On Tuesday it was announced that Chiefs hooker Rhys Marshall signed a three year deal with Munster. The 23 year old Kiwi’s contract is for three years, and with good reason. It makes him the latest in a string of ‘project players’. This means he won’t take up a Non-Irish qualified spot in the Munster squad (limited to four by the IRFU).
Marshall will be available for Ireland for the 2020 Six Nations Championship thanks to World Rugby‘s regulation 8.3.c. Steps must be taken to change this practice before national teams are entirely made up of these project players and lose their identity.
What are Project players?
Project players is the Irish Rugby Football Union (IRFU) term for uncapped overseas players, signed by provinces with the long term goal of making them Irish internationals. As long as they haven’t played for either a senior, or next most prestigious (e.g. England Saxons, Emerging Springboks, Scotland A, Wales Under 20s) national team. Both Ireland and Scotland have official policies encouraging this type of signing and currently have several in their test squads.
The archetypal project player is CJ Stander. Stander (main picture) joined Munster in 2012 after one season of Super Rugby with the Bulls, having also been called up to the Springboks training squad. The Munster back row was under pressure to switch to hooker from coaches, and almost left the game altogether before Munster called. He instantly became a star in Limerick and went on to play the first Ireland match he was eligible for.
Other notable project players include: Jared Payne, Josh Strauss, WP Nel, Riki Flutey, Scott Spedding, Kane Hesketh and Henry Speight.
What are World Rugby doing about it?
This morning World Rugby established a working group looking into regulation 8. Augustin Pichot, World Rugby’s vice-chairman, has long been critical of the rule and is acutely aware of the need to maintain national team’s “identity”. Pichot has suggested a more permanent arrangement like in football, but has floated the idea of making it five years as a compromise. It is not yet clear when the regulation will change but the working group shows a positive step by World Rugby towards fixing it.
Why does there need to be a rule?
Nationality is not an entirely straightforward concept, especially in our modern, ever smaller world. While it would be easy to just go by citizenship, it’s not a perfect system. In athletics, there are several cases of athletes, particularly African born, being offered big money to switch allegiances.
The rules have to cover a large variety of cases such as:
- Born in the country, this covers the plurality of international players.
- Born overseas to parents of your given nation, then moving back in early life – this covers Jamie Heaslip, Ronan O’Gara and George North.
- Born overseas but moved to your given nation in early life, came through their youth system – this covers Stephen Moore, Billy Vunipola and Jerome Kaino.

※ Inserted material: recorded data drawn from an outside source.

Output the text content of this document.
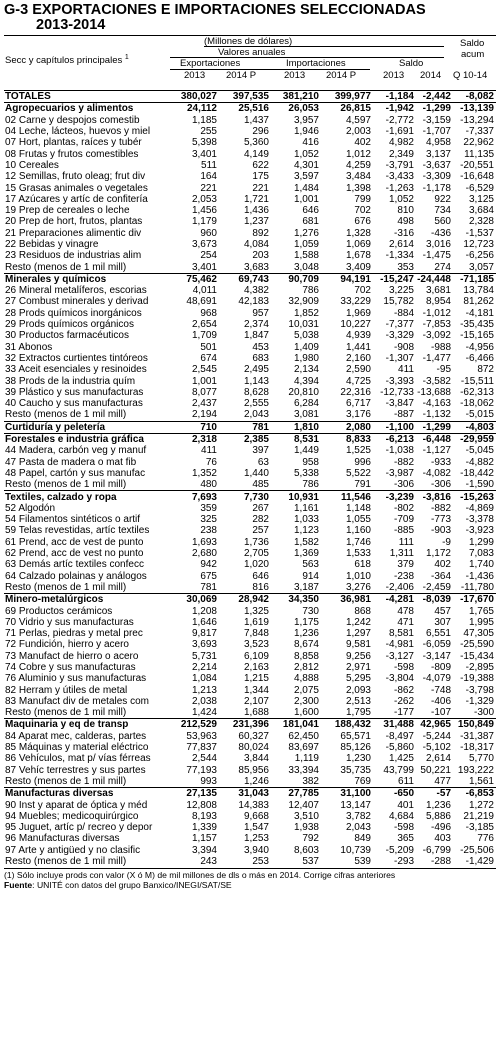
G-3 EXPORTACIONES E IMPORTACIONES SELECCIONADAS
2013-2014
(Millones de dólares)
Valores anuales
Secc y capítulos principales $^1$
Exportaciones	Importaciones	Saldo
Saldo
acum
Q 10-14
2013 2014 P	2013 2014 P	2013 2014
TOTALES	380,027	397,535	381,210	399,977	-1,184	-2,442	-8,082
Agropecuarios y alimentos	24,112	25,516	26,053	26,815	-1,942	-1,299	-13,139
02 Carne y despojos comestib	1,185	1,437	3,957	4,597	-2,772	-3,159	-13,294
04 Leche, lácteos, huevos y miel	255	296	1,946	2,003	-1,691	-1,707	-7,337
07 Hort, plantas, raíces y tubér	5,398	5,360	416	402	4,982	4,958	22,962
08 Frutas y frutos comestibles	3,401	4,149	1,052	1,012	2,349	3,137	11,135
10 Cereales	511	622	4,301	4,259	-3,791	-3,637	-20,551
12 Semillas, fruto oleag; frut div	164	175	3,597	3,484	-3,433	-3,309	-16,648
15 Grasas animales o vegetales	221	221	1,484	1,398	-1,263	-1,178	-6,529
17 Azúcares y artíc de confitería	2,053	1,721	1,001	799	1,052	922	3,125
19 Prep de cereales o leche	1,456	1,436	646	702	810	734	3,684
20 Prep de hort, frutos, plantas	1,179	1,237	681	676	498	560	2,328
21 Preparaciones alimentic div	960	892	1,276	1,328	-316	-436	-1,537
22 Bebidas y vinagre	3,673	4,084	1,059	1,069	2,614	3,016	12,723
23 Residuos de industrias alim	254	203	1,588	1,678	-1,334	-1,475	-6,256
Resto (menos de 1 mil mill)	3,401	3,683	3,048	3,409	353	274	3,057
Minerales y químicos	75,462	69,743	90,709	94,191	-15,247	-24,448	-71,185
26 Mineral metalíferos, escorias	4,011	4,382	786	702	3,225	3,681	13,784
27 Combust minerales y derivad	48,691	42,183	32,909	33,229	15,782	8,954	81,262
28 Prods químicos inorgánicos	968	957	1,852	1,969	-884	-1,012	-4,181
29 Prods químicos orgánicos	2,654	2,374	10,031	10,227	-7,377	-7,853	-35,435
30 Productos farmacéuticos	1,709	1,847	5,038	4,939	-3,329	-3,092	-15,165
31 Abonos	501	453	1,409	1,441	-908	-988	-4,956
32 Extractos curtientes tintóreos	674	683	1,980	2,160	-1,307	-1,477	-6,466
33 Aceit esenciales y resinoides	2,545	2,495	2,134	2,590	411	-95	872
38 Prods de la industria quím	1,001	1,143	4,394	4,725	-3,393	-3,582	-15,511
39 Plástico y sus manufacturas	8,077	8,628	20,810	22,316	-12,733	-13,688	-62,313
40 Caucho y sus manufacturas	2,437	2,555	6,284	6,717	-3,847	-4,163	-18,062
Resto (menos de 1 mil mill)	2,194	2,043	3,081	3,176	-887	-1,132	-5,015
Curtiduría y peletería	710	781	1,810	2,080	-1,100	-1,299	-4,803
Forestales e industria gráfica	2,318	2,385	8,531	8,833	-6,213	-6,448	-29,959
44 Madera, carbón veg y manuf	411	397	1,449	1,525	-1,038	-1,127	-5,045
47 Pasta de madera o mat fib	76	63	958	996	-882	-933	-4,882
48 Papel, cartón y sus manufac	1,352	1,440	5,338	5,522	-3,987	-4,082	-18,442
Resto (menos de 1 mil mill)	480	485	786	791	-306	-306	-1,590
Textiles, calzado y ropa	7,693	7,730	10,931	11,546	-3,239	-3,816	-15,263
52 Algodón	359	267	1,161	1,148	-802	-882	-4,869
54 Filamentos sintéticos o artif	325	282	1,033	1,055	-709	-773	-3,378
59 Telas revestidas, artíc textiles	238	257	1,123	1,160	-885	-903	-3,923
61 Prend, acc de vest de punto	1,693	1,736	1,582	1,746	111	-9	1,299
62 Prend, acc de vest no punto	2,680	2,705	1,369	1,533	1,311	1,172	7,083
63 Demás artíc textiles confecc	942	1,020	563	618	379	402	1,740
64 Calzado polainas y análogos	675	646	914	1,010	-238	-364	-1,436
Resto (menos de 1 mil mill)	781	816	3,187	3,276	-2,406	-2,459	-11,780
Minero-metalúrgicos	30,069	28,942	34,350	36,981	-4,281	-8,039	-17,670
69 Productos cerámicos	1,208	1,325	730	868	478	457	1,765
70 Vidrio y sus manufacturas	1,646	1,619	1,175	1,242	471	307	1,995
71 Perlas, piedras y metal prec	9,817	7,848	1,236	1,297	8,581	6,551	47,305
72 Fundición, hierro y acero	3,693	3,523	8,674	9,581	-4,981	-6,059	-25,590
73 Manufact de hierro o acero	5,731	6,109	8,858	9,256	-3,127	-3,147	-15,434
74 Cobre y sus manufacturas	2,214	2,163	2,812	2,971	-598	-809	-2,895
76 Aluminio y sus manufacturas	1,084	1,215	4,888	5,295	-3,804	-4,079	-19,388
82 Herram y útiles de metal	1,213	1,344	2,075	2,093	-862	-748	-3,798
83 Manufact div de metales com	2,038	2,107	2,300	2,513	-262	-406	-1,329
Resto (menos de 1 mil mill)	1,424	1,688	1,600	1,795	-177	-107	-300
Maquinaria y eq de transp	212,529	231,396	181,041	188,432	31,488	42,965	150,849
84 Aparat mec, calderas, partes	53,963	60,327	62,450	65,571	-8,497	-5,244	-31,387
85 Máquinas y material eléctrico	77,837	80,024	83,697	85,126	-5,860	-5,102	-18,317
86 Vehículos, mat p/ vías férreas	2,544	3,844	1,119	1,230	1,425	2,614	5,770
87 Vehíc terrestres y sus partes	77,193	85,956	33,394	35,735	43,799	50,221	193,222
Resto (menos de 1 mil mill)	993	1,246	382	769	611	477	1,561
Manufacturas diversas	27,135	31,043	27,785	31,100	-650	-57	-6,853
90 Inst y aparat de óptica y méd	12,808	14,383	12,407	13,147	401	1,236	1,272
94 Muebles; medicoquirúrgico	8,193	9,668	3,510	3,782	4,684	5,886	21,219
95 Juguet, artíc p/ recreo y depor	1,339	1,547	1,938	2,043	-598	-496	-3,185
96 Manufacturas diversas	1,157	1,253	792	849	365	403	776
97 Arte y antigüed y no clasific	3,394	3,940	8,603	10,739	-5,209	-6,799	-25,506
Resto (menos de 1 mil mill)	243	253	537	539	-293	-288	-1,429
(1) Sólo incluye prods con valor (X ó M) de mil millones de dls o más en 2014. Corrige cifras anteriores
Fuente: UNITÉ con datos del grupo Banxico/INEGI/SAT/SE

- Grew up overseas but parents are from your given nation – this covers Alex Cuthbert, Henry Pyrgos and Sergio Parisse.
Up to this point most people would agree, those are acceptable reasons to represent a national team, it’s the next few categories that become the grey area:
- Have a grandparent from your given nation – this is Michael Bent, Tomas Francis and John Hardie.
- Players who moved to their given nation as a teenager, completing some schooling there – this is Manu Tuilagi, Tevita Kuridrani and Waisake Naholo.
Grey area – Senior Rugby
Then there is a slightly grey area, people who played no senior rugby before moving. The prime example of this is Mouritz Botha who was told he was ‘too light to play’ in the second row. He moved to England to play part time for the Bedford Blues while drying carpets for a living. Botha went on to play for England, and it’s hard to justify forcing a player who has never played in a country to play for them. Botha didn’t play a senior game in South Africa until he was 33 years old.
The final category is the ‘special project players’. That is established professional players who moved overseas for better wages, and the chance of Test rugby.
The solution is
A licence system would simplify the process massively. Upon registering as a senior player, you declare your nationality. This can be either the country you live in, the country of your parents or where you were born. At 18, you make the choice, and that choice follows you forever.
By 18, national identities are well established, Irish kids living in England know which team they want to play for. Samoan boys and girls in New Zealand likewise. If you grew up wanting to be an All Black, you say so. If that doesn’t work out, it’s a shame, but Tonga shouldn’t be a fallback option. This is really what rugby fans want, players that grew up wanting to wear the jersey. If an England player has a strong Aussie accent, but fans know he always wanted to wear the rose, they will embrace him. If he wanted to be a Wallaby, but chose England for professional reasons, that door would be closed.
This system cuts out all of the mercenaries and crystallizes what it means to be from somewhere. Those with genuine links and genuine ambitions can fulfill their dreams. The choice will be taken out of the hands of the unions and restore fans confidence in the international game.